Two stories about being a patient in my own hospital.
(1) I am really lucky to have a primary care doctor who knows how to protect me, as president of our hospital, from our well meaning doctors. Why do I need protection? Well, because the specialists are really proud of their work and want to use any malady that I have to show me their stuff. My doctor knows how dangerous this can be!
A few years ago, I signed up for an ocean kayaking trip in Patagonia. This was to entail pretty strenuous outdoor living and paddling all day long for two weeks.
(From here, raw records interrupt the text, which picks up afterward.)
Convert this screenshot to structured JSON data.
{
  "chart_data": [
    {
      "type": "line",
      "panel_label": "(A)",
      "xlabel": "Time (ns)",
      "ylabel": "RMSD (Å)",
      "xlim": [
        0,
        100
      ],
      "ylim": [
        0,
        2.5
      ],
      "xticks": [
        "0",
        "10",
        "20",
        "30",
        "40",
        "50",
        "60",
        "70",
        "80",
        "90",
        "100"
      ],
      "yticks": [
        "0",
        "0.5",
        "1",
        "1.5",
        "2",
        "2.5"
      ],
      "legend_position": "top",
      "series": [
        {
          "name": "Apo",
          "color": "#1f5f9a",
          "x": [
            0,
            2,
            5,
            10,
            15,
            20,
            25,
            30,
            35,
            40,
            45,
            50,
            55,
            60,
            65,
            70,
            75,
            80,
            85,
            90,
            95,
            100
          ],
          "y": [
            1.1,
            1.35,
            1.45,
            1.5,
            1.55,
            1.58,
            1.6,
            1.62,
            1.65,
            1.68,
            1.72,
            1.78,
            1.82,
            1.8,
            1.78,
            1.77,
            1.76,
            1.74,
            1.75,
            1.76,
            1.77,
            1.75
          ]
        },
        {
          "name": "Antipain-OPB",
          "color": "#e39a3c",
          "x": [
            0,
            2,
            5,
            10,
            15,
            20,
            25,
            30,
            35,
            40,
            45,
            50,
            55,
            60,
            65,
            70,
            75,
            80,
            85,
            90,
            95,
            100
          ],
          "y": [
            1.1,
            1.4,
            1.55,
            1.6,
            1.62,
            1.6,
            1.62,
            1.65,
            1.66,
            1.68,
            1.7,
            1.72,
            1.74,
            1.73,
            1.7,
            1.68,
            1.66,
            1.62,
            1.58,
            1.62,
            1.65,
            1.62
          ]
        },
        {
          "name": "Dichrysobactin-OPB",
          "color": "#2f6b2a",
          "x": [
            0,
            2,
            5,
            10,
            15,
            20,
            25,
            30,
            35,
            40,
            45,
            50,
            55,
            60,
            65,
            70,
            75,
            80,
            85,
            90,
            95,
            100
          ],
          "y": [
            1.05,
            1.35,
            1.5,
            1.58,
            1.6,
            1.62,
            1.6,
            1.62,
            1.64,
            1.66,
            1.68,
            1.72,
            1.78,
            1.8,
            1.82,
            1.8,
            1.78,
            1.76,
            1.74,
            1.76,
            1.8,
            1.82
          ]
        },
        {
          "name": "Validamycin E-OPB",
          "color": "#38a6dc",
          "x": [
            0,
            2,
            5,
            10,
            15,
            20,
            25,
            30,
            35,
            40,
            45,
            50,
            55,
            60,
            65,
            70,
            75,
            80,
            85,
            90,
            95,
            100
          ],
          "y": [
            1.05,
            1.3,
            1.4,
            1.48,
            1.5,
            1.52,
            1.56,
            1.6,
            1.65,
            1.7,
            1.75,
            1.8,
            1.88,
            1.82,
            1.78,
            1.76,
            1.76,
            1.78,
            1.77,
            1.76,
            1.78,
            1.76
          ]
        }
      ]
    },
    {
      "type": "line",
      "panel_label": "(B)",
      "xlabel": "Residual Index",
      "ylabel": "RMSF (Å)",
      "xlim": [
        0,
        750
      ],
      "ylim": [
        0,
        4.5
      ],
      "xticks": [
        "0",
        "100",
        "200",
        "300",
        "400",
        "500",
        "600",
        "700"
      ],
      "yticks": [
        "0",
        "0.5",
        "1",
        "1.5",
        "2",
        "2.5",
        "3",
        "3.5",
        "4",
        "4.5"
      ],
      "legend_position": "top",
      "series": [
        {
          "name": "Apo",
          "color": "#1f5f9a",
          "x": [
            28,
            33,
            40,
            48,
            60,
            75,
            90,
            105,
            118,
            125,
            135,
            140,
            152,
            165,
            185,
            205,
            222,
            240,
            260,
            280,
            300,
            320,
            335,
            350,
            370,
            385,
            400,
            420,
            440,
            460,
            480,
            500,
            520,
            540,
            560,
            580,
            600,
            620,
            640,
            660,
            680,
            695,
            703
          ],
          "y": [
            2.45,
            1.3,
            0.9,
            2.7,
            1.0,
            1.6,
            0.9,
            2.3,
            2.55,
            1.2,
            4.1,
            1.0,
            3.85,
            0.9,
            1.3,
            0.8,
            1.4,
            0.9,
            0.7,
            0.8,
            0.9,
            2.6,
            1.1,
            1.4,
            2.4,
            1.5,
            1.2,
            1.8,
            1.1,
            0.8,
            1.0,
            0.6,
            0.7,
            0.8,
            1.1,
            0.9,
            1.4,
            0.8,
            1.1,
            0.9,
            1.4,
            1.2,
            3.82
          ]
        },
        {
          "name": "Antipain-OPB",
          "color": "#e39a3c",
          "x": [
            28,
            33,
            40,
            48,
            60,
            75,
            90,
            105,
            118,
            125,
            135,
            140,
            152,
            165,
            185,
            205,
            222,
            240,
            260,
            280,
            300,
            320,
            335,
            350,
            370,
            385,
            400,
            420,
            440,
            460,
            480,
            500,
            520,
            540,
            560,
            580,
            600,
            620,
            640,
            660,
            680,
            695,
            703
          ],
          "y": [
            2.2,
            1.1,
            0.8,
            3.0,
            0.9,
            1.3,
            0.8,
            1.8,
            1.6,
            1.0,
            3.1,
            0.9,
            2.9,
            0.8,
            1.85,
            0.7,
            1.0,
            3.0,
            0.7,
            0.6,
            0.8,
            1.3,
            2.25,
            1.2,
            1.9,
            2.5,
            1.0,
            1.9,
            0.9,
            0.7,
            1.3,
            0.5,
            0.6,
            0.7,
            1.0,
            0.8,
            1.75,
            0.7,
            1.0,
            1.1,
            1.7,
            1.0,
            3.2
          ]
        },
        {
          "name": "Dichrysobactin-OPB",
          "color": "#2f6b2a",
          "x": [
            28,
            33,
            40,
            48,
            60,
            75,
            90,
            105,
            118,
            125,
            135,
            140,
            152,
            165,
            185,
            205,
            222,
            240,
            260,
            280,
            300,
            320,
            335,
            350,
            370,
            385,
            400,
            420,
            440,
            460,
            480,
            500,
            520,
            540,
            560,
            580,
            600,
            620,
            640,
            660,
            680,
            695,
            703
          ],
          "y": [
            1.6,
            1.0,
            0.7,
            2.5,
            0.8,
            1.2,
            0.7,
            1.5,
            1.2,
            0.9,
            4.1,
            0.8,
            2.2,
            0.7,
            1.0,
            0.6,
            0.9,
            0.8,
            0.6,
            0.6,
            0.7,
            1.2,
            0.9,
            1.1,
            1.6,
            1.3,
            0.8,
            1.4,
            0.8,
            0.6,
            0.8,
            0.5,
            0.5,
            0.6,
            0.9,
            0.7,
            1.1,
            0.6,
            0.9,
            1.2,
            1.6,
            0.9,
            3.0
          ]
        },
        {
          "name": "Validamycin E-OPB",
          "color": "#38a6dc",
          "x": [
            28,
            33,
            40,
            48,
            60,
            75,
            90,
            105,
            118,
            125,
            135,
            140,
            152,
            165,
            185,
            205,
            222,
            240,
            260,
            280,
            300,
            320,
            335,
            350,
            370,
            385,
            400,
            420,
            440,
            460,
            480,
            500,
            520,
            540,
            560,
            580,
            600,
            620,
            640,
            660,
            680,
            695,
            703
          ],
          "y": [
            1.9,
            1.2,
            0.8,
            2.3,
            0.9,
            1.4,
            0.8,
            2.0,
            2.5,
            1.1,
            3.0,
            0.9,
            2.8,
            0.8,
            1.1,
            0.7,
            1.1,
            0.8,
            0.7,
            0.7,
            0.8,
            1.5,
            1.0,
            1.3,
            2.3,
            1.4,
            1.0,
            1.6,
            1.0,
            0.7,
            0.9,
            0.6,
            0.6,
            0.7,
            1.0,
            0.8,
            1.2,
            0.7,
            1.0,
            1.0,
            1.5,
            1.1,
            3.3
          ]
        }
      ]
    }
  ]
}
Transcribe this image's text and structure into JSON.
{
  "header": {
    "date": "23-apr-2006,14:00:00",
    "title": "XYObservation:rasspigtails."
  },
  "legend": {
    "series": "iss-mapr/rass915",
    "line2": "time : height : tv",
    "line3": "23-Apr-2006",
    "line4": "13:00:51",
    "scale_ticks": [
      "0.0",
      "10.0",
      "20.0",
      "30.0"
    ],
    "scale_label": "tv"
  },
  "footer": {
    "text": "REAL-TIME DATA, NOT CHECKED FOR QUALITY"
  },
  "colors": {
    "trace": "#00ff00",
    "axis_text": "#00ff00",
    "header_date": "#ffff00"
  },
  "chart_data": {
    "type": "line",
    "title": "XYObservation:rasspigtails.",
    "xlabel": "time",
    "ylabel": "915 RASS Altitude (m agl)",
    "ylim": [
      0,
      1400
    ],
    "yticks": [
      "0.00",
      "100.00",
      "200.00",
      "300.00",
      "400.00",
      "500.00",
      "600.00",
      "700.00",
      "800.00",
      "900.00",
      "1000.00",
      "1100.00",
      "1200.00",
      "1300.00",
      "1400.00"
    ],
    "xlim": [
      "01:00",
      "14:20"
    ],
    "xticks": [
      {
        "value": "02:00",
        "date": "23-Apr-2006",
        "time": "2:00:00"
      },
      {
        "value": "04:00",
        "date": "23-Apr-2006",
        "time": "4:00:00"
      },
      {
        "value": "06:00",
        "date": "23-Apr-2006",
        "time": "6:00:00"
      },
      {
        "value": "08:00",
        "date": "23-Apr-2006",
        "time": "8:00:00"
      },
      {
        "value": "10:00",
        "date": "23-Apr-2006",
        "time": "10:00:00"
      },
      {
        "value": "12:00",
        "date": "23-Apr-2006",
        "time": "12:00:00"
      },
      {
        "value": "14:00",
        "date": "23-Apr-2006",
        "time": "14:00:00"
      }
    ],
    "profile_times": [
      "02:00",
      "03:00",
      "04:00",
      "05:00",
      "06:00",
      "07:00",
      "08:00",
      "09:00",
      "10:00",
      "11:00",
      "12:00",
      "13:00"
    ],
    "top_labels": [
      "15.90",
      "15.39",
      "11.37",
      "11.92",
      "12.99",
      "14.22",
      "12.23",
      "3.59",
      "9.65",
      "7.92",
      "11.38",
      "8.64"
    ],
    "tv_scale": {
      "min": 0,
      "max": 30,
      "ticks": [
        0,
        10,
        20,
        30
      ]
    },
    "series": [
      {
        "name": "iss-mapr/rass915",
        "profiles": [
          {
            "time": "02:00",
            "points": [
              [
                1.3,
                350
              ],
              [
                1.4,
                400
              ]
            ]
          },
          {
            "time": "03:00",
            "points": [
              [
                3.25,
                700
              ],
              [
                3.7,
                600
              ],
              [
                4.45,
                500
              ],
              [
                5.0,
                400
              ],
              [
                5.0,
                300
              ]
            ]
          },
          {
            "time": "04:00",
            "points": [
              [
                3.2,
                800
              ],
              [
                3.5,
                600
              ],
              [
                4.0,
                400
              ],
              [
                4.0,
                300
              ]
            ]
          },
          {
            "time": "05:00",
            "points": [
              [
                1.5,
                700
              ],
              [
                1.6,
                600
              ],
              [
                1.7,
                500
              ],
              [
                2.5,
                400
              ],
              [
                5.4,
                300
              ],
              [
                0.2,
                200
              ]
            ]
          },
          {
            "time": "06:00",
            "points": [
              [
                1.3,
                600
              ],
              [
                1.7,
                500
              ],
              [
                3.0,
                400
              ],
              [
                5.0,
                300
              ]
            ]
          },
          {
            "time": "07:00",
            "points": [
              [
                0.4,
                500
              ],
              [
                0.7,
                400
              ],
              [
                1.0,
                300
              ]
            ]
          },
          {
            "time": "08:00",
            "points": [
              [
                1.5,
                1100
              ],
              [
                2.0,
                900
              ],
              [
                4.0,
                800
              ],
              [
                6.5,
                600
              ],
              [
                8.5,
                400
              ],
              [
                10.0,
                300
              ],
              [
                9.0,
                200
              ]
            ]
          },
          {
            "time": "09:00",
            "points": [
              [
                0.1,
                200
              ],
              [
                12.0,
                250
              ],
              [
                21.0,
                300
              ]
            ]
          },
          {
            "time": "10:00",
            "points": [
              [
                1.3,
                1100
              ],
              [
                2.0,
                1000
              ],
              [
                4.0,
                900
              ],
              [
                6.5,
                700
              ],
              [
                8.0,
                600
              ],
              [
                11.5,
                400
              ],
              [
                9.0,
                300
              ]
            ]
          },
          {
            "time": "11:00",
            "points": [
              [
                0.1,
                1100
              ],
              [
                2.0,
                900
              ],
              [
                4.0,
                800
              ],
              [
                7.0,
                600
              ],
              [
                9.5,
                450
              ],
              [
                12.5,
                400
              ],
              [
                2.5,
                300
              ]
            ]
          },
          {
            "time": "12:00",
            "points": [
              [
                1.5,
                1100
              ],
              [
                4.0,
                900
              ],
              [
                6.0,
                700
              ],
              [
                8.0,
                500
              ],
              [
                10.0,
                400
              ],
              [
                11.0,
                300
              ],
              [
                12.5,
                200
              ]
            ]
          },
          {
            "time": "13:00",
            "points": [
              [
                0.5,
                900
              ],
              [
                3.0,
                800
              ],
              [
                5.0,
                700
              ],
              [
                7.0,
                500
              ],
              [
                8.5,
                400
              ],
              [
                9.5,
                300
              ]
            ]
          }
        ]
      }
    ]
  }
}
The program therefore required a physical exam and recommended a stress test for those over a "certain age." So I asked my PCP to order one.
She says, "No. I refuse to order a stress test for you."
"Huh?", I reply intelligently.
"Here's the deal," she says. "If I order the stress test, our especially attentive (knowing who you are) cardiologist will note some odd peculiarity about your heartbeat. He will then feel the need, because you are president of the hospital, to do a diagnostic catheterization. Then, there will be some kind of complication during the catheterization, and you will end up being harmed by the experience."
"But the reality is that whatever peculiarity he might find in your heartbeat has probably existed for decades, or your whole life. There is no history of heart disease in your family. You ride 100 miles per week on your bike and play and referee soccer for hours every week, and you have never had a symptom that would indicate a circulatory problem. Therefore, I will not authorize a stress test."
"Yes'm," I dutifully reply.
(2) A few years ago, I had a routine colonoscopy, and the GI doctor clipped off a couple of polyps and sent them to the lab for analysis. Standard practice to see if they are pre-cancerous.
Three days later, I am walking to work next to one of our pathologists down a very busy Longwood Avenue. I say, "Good morning. How are you?"
He quietly replies, "Fine, and so are you. I did your histology yesterday. No problems. Have a pleasant day."